See-through circuits speed up

See-through displays and electronic paper require semiconductor devices that are transparent and flexible. Today's transparent semiconductors are not nearly as fast and durable as traditional electronics, however.

Researchers from the Tokyo Institute of Technology have moved transparent semiconductors forward with an indium gallium zinc oxide mixture that can be deposited on plastic, is transparent, and potentially performs one to three orders of magnitude better than today's plastic transistors.

The material is also easy to manufacture, making it potentially inexpensive and appropriate for large-area electronics like large displays. It can be applied in a very thin coating to a sheet of plastic at room temperature. The manufacturing process is also environmentally friendly, according to the researchers.

The semiconductor could eventually be used in many types of flexible, lightweight, shock resistant electronics, including flexible displays, electronic paper, and wearable computers, according to the researchers.

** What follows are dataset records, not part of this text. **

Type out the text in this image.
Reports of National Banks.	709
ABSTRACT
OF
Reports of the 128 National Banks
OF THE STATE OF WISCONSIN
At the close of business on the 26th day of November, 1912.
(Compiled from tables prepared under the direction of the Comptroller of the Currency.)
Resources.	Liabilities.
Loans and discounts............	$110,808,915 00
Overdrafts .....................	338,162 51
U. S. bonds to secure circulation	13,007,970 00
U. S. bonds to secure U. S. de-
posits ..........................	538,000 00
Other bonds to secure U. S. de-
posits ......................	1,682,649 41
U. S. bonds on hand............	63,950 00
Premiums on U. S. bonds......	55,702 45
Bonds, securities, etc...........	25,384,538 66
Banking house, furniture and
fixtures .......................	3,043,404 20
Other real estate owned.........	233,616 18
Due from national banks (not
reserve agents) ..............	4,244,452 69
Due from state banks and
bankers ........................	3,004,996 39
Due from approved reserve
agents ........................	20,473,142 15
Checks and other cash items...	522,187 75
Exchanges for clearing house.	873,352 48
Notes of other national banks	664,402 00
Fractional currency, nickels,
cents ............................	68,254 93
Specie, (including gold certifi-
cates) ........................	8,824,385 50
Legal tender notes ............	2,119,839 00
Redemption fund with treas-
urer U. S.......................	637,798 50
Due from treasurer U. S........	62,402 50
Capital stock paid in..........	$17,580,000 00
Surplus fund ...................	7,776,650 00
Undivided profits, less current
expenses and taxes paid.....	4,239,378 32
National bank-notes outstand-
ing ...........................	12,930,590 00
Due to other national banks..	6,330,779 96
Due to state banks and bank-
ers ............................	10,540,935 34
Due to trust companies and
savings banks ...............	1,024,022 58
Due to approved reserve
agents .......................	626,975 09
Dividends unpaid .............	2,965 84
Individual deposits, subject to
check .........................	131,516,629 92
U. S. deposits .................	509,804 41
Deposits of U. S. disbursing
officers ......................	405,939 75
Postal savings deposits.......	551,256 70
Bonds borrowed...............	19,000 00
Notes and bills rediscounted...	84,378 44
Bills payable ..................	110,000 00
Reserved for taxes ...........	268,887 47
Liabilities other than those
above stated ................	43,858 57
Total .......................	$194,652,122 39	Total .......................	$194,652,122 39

The researchers produced an amorphous indium gallium zinc oxide compound. Amorphous materials have randomly arranged atoms, while crystalline materials have ordered atoms and polycrystalline materials consist of microscopic grains of crystalline material. Amorphous semiconductors are easier to use in electronics, but do not perform as well as crystalline and polycrystalline semiconductors.

The researchers' semiconductor has a carrier mobility of 10 square centimeters per volt second. Carrier mobility is a measure of how readily electricity moves through a material. Plastic semiconductors have carrier mobilities as high as 1 square centimeter per volt second, amorphous silicon has a carrier mobility of 1 and, crystalline silicon -- the stuff of computer chips -- has a carrier mobility of 1,500.

The transparent semiconductor could be used practically in two to four years, according to the researchers. The work appeared in the November 25, 2004 issue of Nature.